Other examples of subjective null hypotheses abound. In
studies of parallel evolution, for example, the null hypothesis can completely
flip depending on your interest. On the one hand, the null hypothesis might be
that evolutionary trajectories are random, with the alternative being that they
are not random. For other researchers, the null hypothesis might be that the
evolutionary trajectories are parallel (because they are interested in
deviations from parallelism), with the alternative being that they are not
parallel (De Lisle and Bolnick 2020 - Evolution).
Again, the solution is to estimate the effect size and the
sampling distribution for those effect sizes.
4.
Other issues
I probably haven’t yet mentioned one of the criticisms you
were expecting – that the critical value for rejection (usually 5%) is
arbitrary – in essence, made up by Ronald Fisher when he invented the null
hypothesis statistical approach. This specific arbitrary cut-off contributes to
many of the above effects, such as the “favored” status for the null and the lack
of emphasis on effect size.
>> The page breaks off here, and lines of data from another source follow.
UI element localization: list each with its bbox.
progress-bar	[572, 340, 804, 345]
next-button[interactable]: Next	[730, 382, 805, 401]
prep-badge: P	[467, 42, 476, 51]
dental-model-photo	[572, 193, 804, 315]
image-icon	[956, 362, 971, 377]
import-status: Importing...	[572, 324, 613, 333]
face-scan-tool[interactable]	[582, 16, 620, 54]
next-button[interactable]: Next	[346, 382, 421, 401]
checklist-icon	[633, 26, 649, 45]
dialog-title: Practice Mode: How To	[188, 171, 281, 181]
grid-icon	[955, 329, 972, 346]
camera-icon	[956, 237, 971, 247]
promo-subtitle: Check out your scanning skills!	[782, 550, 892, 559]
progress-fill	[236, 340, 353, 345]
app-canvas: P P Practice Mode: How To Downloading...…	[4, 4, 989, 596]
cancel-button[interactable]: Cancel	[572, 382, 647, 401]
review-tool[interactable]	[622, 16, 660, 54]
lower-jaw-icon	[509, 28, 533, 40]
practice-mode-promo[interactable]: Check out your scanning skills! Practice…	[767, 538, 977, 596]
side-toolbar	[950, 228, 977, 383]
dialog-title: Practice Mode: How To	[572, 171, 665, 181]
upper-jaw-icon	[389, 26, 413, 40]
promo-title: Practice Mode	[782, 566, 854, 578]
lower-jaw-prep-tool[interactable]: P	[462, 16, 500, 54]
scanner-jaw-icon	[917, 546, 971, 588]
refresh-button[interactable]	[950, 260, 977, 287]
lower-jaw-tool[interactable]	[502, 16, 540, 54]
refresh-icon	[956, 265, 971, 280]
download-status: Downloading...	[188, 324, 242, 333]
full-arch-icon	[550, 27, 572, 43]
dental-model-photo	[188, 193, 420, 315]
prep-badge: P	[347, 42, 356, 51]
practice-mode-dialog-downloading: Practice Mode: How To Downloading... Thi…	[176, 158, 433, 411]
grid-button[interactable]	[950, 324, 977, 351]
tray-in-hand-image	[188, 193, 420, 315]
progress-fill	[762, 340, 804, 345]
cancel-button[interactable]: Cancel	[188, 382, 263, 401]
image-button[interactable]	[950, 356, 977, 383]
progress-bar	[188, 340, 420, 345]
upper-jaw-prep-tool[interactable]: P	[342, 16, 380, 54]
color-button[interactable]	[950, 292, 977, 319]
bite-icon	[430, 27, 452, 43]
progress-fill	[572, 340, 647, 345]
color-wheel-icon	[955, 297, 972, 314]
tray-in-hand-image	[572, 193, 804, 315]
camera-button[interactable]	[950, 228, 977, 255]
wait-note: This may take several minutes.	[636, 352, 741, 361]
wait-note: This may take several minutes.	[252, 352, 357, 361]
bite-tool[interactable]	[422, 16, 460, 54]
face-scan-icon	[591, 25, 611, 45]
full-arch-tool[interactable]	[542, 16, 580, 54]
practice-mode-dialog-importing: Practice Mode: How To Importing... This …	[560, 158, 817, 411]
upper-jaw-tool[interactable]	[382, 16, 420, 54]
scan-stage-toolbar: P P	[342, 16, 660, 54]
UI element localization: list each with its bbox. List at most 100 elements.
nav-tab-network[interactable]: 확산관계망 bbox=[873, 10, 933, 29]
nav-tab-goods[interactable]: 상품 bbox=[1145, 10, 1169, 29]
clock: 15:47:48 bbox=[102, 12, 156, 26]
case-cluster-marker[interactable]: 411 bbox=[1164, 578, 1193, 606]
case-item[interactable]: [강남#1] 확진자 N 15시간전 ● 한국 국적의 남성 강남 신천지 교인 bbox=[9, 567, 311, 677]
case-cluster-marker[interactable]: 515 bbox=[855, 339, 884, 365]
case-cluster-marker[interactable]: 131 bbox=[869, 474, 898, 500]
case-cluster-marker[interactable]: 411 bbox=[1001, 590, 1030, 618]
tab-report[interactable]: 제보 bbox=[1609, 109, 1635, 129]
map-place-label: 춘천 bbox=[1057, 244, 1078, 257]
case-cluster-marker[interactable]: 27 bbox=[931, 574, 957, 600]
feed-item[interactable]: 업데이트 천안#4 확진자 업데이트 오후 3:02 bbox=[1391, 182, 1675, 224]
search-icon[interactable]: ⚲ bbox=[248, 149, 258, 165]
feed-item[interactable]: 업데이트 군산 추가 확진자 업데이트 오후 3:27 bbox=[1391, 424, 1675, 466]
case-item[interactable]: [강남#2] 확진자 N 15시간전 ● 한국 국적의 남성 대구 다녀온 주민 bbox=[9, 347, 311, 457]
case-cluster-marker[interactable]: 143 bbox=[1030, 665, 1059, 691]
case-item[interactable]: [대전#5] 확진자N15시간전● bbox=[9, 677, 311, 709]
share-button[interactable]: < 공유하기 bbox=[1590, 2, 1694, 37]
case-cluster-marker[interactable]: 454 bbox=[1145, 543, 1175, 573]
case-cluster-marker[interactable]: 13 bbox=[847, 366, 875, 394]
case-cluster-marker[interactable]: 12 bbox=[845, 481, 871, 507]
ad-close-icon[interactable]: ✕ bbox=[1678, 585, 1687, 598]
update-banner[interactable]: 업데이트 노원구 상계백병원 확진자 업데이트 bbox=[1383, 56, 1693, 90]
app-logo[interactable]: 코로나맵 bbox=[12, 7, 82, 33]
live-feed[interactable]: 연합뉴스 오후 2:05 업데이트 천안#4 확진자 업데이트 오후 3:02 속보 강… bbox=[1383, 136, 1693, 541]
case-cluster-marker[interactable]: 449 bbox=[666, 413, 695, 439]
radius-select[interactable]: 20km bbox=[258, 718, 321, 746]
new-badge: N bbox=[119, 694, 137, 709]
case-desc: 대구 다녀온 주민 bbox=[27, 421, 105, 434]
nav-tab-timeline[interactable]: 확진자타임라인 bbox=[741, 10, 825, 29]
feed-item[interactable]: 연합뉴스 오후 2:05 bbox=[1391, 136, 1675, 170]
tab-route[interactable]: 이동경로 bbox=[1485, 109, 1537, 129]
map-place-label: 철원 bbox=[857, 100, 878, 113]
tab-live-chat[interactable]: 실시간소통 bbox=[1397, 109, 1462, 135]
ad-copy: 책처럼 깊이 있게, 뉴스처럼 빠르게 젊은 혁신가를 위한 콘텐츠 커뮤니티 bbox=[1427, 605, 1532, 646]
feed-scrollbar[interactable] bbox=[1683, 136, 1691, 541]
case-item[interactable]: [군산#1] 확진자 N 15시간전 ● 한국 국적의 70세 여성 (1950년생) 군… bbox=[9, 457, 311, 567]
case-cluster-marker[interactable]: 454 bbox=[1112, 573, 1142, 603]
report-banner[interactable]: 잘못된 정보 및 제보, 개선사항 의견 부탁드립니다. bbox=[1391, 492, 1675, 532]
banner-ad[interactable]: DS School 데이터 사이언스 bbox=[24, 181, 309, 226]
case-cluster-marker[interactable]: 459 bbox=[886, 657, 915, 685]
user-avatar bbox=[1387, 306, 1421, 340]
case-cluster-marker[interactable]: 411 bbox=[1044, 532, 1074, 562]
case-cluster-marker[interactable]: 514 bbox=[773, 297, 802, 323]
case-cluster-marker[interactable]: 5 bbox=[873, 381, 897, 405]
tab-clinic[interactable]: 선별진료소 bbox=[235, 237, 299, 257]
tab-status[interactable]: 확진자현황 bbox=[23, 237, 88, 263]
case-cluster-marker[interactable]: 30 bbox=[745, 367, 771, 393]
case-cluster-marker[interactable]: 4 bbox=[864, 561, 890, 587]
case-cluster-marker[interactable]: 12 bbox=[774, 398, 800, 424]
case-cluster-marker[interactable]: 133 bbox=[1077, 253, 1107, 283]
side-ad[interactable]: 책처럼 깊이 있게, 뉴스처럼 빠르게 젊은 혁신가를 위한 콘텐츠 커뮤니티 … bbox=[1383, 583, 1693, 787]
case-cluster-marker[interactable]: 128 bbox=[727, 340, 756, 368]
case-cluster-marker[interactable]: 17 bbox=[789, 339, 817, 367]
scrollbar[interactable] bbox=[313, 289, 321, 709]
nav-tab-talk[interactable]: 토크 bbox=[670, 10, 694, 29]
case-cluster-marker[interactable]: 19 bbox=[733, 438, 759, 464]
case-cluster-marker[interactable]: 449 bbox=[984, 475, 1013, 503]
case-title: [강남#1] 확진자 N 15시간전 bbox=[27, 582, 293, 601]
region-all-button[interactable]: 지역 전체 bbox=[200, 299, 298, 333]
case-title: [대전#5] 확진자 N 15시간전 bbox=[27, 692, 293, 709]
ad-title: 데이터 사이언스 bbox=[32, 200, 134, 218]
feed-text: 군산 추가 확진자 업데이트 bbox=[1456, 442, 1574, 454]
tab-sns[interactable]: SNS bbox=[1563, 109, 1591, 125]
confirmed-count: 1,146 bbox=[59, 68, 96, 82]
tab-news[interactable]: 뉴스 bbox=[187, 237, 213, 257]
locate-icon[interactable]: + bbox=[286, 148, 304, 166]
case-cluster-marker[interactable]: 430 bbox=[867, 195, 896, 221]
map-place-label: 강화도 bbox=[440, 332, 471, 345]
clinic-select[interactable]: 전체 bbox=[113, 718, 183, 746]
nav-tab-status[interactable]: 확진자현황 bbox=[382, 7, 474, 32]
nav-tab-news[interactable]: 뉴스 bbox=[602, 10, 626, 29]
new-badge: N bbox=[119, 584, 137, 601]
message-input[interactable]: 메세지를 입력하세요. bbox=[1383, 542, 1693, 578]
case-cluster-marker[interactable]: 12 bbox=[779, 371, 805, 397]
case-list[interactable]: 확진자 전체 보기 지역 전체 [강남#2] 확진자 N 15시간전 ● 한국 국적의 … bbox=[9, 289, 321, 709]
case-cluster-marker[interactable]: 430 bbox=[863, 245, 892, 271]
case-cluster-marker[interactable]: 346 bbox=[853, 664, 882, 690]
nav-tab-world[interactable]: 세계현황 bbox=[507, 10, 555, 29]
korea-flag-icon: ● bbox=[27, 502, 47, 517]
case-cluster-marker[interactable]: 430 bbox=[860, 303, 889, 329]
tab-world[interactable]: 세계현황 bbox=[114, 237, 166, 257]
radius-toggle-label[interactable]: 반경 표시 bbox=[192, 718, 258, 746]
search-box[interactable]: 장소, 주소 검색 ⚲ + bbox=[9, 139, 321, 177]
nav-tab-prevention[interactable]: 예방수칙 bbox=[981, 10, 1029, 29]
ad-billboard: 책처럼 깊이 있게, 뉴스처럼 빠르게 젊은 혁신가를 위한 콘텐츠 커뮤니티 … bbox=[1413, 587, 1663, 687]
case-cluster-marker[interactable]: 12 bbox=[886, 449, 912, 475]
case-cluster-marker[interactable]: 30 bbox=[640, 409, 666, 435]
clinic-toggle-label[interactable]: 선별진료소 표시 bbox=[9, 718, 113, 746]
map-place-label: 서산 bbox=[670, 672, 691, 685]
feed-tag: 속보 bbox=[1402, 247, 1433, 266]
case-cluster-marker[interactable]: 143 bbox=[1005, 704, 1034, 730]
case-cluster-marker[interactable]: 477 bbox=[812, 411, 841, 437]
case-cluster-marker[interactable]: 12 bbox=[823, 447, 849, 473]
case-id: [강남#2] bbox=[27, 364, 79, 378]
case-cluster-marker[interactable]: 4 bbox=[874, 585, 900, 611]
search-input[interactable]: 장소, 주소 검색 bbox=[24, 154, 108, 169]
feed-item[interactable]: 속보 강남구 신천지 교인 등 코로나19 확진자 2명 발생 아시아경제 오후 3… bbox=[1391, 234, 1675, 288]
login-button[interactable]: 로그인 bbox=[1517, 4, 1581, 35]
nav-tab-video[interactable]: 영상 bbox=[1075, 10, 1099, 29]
Importantly, however, this problem can’t be fixed
simply by changing the critical value.
Another problem arises when multiple comparisons are
involved. In some cases, it is argued that one needs to adjust your P value
(e.g., Tukey post-hoc tests, Bonferroni “corrections,” False Discovery Rates,
etc.) to some experiment-wide or study-wide effect. This adjustment becomes
advantageous when one doesn’t want to reject a null hypothesis – usually in the
case of testing for violated assumptions. But it is also problematic in the
other direction. Imagine for instance, that you measure whether some particular
trait differs between populations and find that it does (because you can reject
the null that it doesn’t). Then you decide to measure more traits and realize
that – to maintain a study-level p-value – you need to adjust for the chance
that you will mistakenly reject the null hypothesis 5% of the time FOR EACH TRAIT. It doesn’t
take a lot of traits for your original significant relationship to become
non-significant. (Yes, I realize you can employ multivariate tests but – often
– trait specific conclusions are necessary.) Another common example is when you
test for differences between more than two populations – and find that you can
reject the null hypothesis that they are different. However, with such a test,
you can’t conclude which specific populations are different from which other
populations – so you then conduct post-hoc tests of one sort or other and find
that you can’t find ANY differences – even though you “know” that at least one
difference must be present.
As noted above, the solution to these problems is the work
with effect sizes, such as R2 or AIC or Hedge’s G or Cohen’s D or estimated
slopes in linear models. Importantly, however, these estimates should be
combined with presentations of their sampling distributions (the probability
distribution of effect size estimates given the data and the sample sizes),
which can then be used to estimate confidence intervals (or equivalents) on effect
size estimates. Of course, each estimator has its own set of uses and misuses –
but that is for another time.
Many of you might be thinking that I am a hypocrite because work from my lab does often use null hypothesis-based statistical testing. The reason that we do this is, of course, that reviewers and editors and journals often insist on it – and so, if one is to publish a paper, one needs to use that approach. HOWEVER, we always report and emphasize and compare the effect sizes – as opposed to null hypothesis rejection. Stated another way, we do report p-values so that people who care about them can see them – but we also report and emphasize the effect sizes, which is what matters.